Pittsburgh Filmmakers fires longtime director of exhibitions | Blogh

Wednesday, May 11, 2016

Pittsburgh Filmmakers fires longtime director of exhibitions

Posted By on Wed, May 11, 2016 at 3:23 PM

Gary Kaboly, who for decades has programmed Filmmakers’ movie theaters and its Three Rivers Film Festival, was one of three full-time employees fired this past Friday.

click to enlarge Pittsburgh Filmmakers' headquarters, in North Oakland - PHOTO BY BILL O'DRISCOLL
Photo by Bill O'Driscoll
Pittsburgh Filmmakers' headquarters, in North Oakland
Pittsburgh Filmmaker/Pittsburgh Center for the Arts interim executive director Pete Mendes confirmed the layoffs to City Paper this afternoon. Mendes said the layoffs were part of an ongoing restructuring at the financially troubled organization, and were not cost-cutting measures.

Also let go were Chris Smalley, who headed Filmmakers' equipment-lending office, and equipment-office employee Dan Whitmore.

The lay-offs were about “putting the right people in place to move the organization forward,” Mendes said. He added that other staffers were moved from part-time to full-time status.

Kaboly was perhaps Filmmakers’ longest-serving remaining staffer. He was hired in the mid-1980s, when Filmmakers, then known mostly as an educational organization, opened its first off-campus screening room. The Fulton Mini, located Downtown in a side room at the Byham Theater, showed foreign-language, art and indie films.

The Mini later closed, but by the late 1990s, Kaboly was programming three theaters: the Regent Square Theater, in Edgewood; Downtown’s Harris Theater; and the Melwood Screening Room, at its then-new headquarters in North Oakland.

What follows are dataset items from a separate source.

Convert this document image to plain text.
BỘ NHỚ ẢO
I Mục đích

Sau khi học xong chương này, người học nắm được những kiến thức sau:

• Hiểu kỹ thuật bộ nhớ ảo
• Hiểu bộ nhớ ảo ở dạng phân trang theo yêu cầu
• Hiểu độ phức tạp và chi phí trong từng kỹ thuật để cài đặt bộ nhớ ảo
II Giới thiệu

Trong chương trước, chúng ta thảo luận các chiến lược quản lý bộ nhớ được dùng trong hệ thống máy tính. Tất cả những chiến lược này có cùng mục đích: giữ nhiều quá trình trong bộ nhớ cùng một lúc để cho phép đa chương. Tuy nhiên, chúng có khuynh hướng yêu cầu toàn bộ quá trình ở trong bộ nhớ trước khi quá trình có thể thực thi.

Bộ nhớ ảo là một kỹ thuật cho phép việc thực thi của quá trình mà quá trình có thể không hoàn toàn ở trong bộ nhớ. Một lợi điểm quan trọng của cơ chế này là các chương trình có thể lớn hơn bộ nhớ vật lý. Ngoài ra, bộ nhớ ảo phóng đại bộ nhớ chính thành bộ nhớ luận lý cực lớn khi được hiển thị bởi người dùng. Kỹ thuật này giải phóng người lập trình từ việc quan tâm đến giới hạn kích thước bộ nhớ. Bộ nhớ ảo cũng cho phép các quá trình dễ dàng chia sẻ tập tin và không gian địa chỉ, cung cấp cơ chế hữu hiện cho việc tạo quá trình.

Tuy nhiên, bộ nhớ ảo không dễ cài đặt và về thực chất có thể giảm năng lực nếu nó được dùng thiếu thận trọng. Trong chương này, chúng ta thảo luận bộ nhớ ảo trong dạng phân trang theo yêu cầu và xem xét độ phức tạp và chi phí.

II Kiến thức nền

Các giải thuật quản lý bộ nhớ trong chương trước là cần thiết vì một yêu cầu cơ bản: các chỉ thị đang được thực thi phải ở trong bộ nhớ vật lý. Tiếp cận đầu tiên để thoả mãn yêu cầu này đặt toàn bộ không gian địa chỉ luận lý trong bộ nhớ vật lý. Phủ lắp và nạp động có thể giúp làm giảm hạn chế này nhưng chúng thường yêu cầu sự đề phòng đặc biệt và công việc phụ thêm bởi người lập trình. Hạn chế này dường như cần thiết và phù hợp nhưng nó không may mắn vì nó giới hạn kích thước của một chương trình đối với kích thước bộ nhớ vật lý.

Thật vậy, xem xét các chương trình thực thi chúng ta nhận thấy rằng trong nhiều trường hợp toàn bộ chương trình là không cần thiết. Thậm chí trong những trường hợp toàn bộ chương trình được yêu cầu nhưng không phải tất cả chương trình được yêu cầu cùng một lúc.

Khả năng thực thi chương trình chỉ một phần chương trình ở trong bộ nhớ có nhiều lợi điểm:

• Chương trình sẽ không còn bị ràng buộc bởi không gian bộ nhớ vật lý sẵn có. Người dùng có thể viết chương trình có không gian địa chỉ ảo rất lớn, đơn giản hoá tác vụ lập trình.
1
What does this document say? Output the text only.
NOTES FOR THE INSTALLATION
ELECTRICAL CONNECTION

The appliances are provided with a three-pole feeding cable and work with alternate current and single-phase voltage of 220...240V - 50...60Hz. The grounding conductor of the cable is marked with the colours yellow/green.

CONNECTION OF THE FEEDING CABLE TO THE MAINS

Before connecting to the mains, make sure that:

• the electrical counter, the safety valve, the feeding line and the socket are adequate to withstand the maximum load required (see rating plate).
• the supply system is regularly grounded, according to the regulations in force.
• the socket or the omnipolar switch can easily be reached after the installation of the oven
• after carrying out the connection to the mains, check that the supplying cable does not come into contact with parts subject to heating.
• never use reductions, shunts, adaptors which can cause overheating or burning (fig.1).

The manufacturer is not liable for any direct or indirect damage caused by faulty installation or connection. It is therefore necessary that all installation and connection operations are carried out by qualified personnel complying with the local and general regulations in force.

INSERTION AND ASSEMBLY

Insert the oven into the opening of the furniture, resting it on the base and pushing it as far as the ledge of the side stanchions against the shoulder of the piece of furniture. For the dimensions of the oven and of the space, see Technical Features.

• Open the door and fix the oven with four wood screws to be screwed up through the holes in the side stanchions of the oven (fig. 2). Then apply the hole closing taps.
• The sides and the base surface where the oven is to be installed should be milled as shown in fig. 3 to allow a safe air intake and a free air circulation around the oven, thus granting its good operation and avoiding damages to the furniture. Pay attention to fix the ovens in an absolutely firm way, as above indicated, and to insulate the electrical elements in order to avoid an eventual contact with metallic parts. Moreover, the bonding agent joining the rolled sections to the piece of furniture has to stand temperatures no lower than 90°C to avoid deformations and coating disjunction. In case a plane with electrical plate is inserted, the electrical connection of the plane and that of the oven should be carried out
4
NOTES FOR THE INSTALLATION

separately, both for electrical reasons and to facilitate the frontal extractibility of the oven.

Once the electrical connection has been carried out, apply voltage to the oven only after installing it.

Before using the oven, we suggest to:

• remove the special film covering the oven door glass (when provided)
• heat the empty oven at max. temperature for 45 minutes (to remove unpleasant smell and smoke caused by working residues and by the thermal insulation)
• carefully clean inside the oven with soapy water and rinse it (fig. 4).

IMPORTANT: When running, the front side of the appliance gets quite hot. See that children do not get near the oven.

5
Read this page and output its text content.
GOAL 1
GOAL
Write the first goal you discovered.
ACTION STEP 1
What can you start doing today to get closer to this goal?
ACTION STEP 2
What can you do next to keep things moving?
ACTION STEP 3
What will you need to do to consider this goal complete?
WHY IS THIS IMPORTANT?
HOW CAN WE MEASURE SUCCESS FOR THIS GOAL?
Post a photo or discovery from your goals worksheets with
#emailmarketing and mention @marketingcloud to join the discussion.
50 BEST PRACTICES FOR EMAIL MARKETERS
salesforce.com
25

Kaboly also programmed the annual Three Rivers Film Festival and the Regent Square;s long-running Sunday-night series of classic-films screenings. Over the past 20 years, it’s safe to say, he’s influenced Pittsburgh’s exposure to art films, foreign-language films, indie cinema and classics on the big screen more than anyone. The barrel-chested Kaboly, with his distinctive muttonchops, was himself a frequent presence at the theaters.

Reached for comment yesterday, Kaboly said his firing “was kind of a shock” but declined to comment further.

Kaboly, who co-owns Squirrell Hill’s iconic 61C Cafe and Edgewood’s 61B Cafe (a block from the Regent Square), said he is hoping to find another use for his film-programming talents locally.

Mendes said Kaboly’s role at Filmmakers will be filled by Kaboly’s longtime assistant Matt Wright.

The layoffs came nearly a year after 2015’s massive round of layoffs 
at Filmmakers/Center for the Arts, which then-executive director Charlie Humphrey attributed to a temporary cash-flow problem. (Those layoffs included Filmmakers Director of Education Brady Lewis, possibly the only person at Filmmakers with more tenure than Kaboly.)

In December, Humphrey himself resigned following the submission to the group’s board of a staff petition calling for his firing.

Last month, the Filmmakers/PCA board (the two venerable groups merged in 2005) voted to adopt new by-laws to facilitate decision-making. Mendes, who became interim executive director in January after being hired as a consultant to the group this past fall, says the group continues to restructure.